Osteoporosis and Chronic Kidney Disease–Mineral and Bone Disorder (CKD-MBD): Back to Basics

医学 肾性骨营养不良 骨质疏松症 骨软化症 肾脏疾病 骨病 内科学 骨重建 慢性肾脏病矿物质与骨骼疾病 甲状旁腺激素 维生素D与神经学 内分泌学
作者
Michael Pazianas,Paul D. Miller
出处
期刊:American Journal of Kidney Diseases [Elsevier BV]
卷期号:78 (4): 582-589 被引量:93
标识
DOI:10.1053/j.ajkd.2020.12.024
摘要

Osteoporosis is defined as a skeletal disorder of compromised bone strength predisposing those affected to an elevated risk of fracture. However, based on bone histology, osteoporosis is only part of a spectrum of skeletal complications that includes osteomalacia and the various forms of renal osteodystrophy of chronic kidney disease-mineral and bone disorder (CKD-MBD). In addition, the label "kidney-induced osteoporosis" has been proposed, even though the changes caused by CKD do not qualify as osteoporosis by the histological diagnosis. It is clear, therefore, that such terminology may not be helpful diagnostically or in making treatment decisions. A new label, "CKD-MBD/osteoporosis" could be a more appropriate term because it brings osteoporosis under the official label of CKD-MBD. Neither laboratory nor noninvasive diagnostic investigations can discriminate osteoporosis from the several forms of renal osteodystrophy.
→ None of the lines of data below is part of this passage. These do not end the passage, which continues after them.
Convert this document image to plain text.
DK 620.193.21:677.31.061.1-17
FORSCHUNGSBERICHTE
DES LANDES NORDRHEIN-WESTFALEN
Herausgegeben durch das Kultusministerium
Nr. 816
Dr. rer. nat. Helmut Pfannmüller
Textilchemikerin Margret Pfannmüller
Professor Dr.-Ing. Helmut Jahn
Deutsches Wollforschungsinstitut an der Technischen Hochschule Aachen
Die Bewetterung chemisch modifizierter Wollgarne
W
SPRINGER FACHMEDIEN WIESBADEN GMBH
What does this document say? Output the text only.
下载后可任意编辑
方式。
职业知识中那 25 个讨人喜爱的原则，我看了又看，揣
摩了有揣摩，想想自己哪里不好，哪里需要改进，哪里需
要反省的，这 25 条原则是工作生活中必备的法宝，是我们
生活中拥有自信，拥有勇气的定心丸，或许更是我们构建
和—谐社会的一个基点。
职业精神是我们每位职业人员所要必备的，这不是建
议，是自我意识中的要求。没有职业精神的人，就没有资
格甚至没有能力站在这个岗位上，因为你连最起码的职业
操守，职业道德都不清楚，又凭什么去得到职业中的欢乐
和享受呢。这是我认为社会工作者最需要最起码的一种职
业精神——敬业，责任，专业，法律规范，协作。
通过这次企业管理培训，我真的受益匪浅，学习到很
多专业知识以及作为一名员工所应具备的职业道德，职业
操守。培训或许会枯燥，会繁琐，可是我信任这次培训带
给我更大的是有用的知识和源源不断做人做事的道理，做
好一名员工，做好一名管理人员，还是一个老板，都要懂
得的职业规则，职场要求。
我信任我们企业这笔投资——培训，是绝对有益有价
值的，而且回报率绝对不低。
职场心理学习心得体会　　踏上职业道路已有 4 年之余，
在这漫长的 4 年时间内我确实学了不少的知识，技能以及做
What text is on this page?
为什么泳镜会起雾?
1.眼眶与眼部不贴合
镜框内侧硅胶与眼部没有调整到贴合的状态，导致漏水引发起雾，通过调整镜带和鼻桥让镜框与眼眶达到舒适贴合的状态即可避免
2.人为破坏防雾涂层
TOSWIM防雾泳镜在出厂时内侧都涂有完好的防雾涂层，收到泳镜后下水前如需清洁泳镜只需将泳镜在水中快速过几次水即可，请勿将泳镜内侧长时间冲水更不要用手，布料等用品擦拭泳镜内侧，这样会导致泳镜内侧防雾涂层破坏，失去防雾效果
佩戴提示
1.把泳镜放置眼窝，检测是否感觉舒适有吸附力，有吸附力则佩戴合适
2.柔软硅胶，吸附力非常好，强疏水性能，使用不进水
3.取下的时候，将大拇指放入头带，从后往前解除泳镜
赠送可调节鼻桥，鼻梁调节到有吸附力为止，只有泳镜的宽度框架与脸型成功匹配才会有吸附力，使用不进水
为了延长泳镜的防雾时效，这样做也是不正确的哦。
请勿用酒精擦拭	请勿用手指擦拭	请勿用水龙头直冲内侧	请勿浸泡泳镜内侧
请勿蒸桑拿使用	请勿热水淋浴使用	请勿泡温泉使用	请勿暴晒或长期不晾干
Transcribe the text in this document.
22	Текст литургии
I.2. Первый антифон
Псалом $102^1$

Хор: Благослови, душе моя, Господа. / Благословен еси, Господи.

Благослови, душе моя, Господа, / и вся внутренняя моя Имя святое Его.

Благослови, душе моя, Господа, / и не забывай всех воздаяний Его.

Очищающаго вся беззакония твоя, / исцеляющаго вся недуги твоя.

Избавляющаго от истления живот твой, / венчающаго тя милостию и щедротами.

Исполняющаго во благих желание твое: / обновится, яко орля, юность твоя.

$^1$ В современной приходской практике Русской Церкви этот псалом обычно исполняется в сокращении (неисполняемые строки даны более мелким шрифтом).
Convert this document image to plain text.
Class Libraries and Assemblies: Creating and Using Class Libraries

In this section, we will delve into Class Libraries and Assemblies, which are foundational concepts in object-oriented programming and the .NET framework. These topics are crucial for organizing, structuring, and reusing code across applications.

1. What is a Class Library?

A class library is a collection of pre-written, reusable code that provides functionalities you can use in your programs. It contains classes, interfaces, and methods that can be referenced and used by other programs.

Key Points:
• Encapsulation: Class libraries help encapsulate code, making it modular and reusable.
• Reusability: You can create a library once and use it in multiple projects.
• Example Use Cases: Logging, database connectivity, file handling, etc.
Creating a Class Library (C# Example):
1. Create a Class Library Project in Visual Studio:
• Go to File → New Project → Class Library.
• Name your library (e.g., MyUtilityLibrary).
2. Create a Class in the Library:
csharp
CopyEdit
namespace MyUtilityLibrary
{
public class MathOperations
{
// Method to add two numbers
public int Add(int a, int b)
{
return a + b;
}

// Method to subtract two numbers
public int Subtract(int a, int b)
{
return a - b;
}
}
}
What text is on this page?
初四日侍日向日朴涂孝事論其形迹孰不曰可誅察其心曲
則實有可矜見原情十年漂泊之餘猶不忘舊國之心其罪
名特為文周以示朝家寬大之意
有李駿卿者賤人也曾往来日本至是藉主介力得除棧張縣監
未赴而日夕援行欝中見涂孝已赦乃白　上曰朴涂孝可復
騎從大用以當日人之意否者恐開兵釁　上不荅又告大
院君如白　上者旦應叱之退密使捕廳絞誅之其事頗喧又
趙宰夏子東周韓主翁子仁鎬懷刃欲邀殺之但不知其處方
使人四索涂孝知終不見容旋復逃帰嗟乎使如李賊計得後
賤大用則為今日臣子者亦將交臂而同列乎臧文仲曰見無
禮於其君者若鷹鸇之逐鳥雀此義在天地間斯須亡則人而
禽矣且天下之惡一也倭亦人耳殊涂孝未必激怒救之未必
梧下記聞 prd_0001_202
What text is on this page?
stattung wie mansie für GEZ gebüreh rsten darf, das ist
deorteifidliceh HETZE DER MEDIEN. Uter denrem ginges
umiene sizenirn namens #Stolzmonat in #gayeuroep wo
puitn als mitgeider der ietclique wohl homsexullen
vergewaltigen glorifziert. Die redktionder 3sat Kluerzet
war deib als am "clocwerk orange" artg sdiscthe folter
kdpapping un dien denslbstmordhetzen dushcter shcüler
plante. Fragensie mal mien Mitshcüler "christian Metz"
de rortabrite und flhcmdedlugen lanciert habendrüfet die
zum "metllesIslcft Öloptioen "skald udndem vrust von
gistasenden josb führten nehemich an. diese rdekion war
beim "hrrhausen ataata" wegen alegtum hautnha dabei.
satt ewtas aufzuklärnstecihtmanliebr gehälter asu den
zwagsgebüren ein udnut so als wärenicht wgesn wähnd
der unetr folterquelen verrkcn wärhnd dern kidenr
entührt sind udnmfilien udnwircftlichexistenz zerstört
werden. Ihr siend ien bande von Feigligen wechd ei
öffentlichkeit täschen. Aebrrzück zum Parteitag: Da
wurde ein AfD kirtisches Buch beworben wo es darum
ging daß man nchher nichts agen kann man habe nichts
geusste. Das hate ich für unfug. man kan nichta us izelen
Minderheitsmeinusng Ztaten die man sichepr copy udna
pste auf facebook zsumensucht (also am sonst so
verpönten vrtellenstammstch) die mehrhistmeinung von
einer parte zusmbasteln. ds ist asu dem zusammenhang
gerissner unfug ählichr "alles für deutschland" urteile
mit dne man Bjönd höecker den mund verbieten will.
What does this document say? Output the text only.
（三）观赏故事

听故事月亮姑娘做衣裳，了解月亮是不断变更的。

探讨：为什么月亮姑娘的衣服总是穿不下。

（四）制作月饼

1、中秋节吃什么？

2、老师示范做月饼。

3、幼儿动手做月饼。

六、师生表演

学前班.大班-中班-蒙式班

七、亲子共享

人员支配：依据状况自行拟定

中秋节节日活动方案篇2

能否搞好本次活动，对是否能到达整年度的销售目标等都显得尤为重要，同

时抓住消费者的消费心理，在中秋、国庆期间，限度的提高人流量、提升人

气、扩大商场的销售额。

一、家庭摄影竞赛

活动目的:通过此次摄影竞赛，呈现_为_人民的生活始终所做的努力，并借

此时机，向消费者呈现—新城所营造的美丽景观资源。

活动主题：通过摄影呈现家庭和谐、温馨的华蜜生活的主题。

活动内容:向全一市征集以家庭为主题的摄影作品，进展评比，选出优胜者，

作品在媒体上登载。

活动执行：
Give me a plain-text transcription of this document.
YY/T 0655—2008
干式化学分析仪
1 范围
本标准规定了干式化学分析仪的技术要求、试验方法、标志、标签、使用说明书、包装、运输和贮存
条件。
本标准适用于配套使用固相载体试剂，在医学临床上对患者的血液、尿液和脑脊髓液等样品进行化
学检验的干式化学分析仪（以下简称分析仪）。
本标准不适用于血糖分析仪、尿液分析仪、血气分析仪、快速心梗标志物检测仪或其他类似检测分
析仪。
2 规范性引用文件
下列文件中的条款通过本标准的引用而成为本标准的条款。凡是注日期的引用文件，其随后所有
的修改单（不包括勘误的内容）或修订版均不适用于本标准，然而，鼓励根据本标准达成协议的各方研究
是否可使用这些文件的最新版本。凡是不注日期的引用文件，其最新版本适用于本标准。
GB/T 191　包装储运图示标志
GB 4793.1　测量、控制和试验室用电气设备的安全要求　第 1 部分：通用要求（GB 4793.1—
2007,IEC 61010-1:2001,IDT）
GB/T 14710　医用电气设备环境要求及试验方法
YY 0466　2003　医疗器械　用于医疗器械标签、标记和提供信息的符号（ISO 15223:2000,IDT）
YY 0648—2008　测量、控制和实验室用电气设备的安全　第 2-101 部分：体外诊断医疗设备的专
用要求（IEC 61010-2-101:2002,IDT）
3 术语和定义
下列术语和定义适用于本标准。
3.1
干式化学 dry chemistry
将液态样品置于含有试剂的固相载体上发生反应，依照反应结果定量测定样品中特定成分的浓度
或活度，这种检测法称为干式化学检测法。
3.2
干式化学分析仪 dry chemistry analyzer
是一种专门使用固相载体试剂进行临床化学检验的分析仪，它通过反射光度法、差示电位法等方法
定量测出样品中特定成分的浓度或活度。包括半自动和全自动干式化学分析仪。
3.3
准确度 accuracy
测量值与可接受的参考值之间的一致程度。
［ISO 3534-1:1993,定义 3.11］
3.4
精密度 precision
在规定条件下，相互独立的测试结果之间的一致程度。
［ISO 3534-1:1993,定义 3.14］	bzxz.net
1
Transiliac crest bone biopsy can make the diagnosis of osteoporosis by exclusion of other kidney-associated bone diseases, but its availability is limited. Recently, a classification of metabolic bone diseases based on bone turnover, from low to high, together with mineralization and bone volume, has been proposed. Therapeutically, no antifracture treatments have been approved by the US Food and Drug Administration for patients with kidney-associated bone disease. Agents that suppress parathyroid hormone (vitamin D analogues and calcimimetics) are used to treat hyperparathyroid bone disease. Antiresorptive and osteoanabolic agents approved for osteoporosis are being used off-label to treat CKD stages 3b-5 in high-risk patients. It has now been suggested that intermittent administration of parathyroid hormone as early as CKD stage 2 could be an effective management strategy. If confirmed in clinical trials, it could mitigate the retention of phosphorus and subsequently the rise in fibroblast growth factor 23 and may be beneficial for coexisting osteoporosis.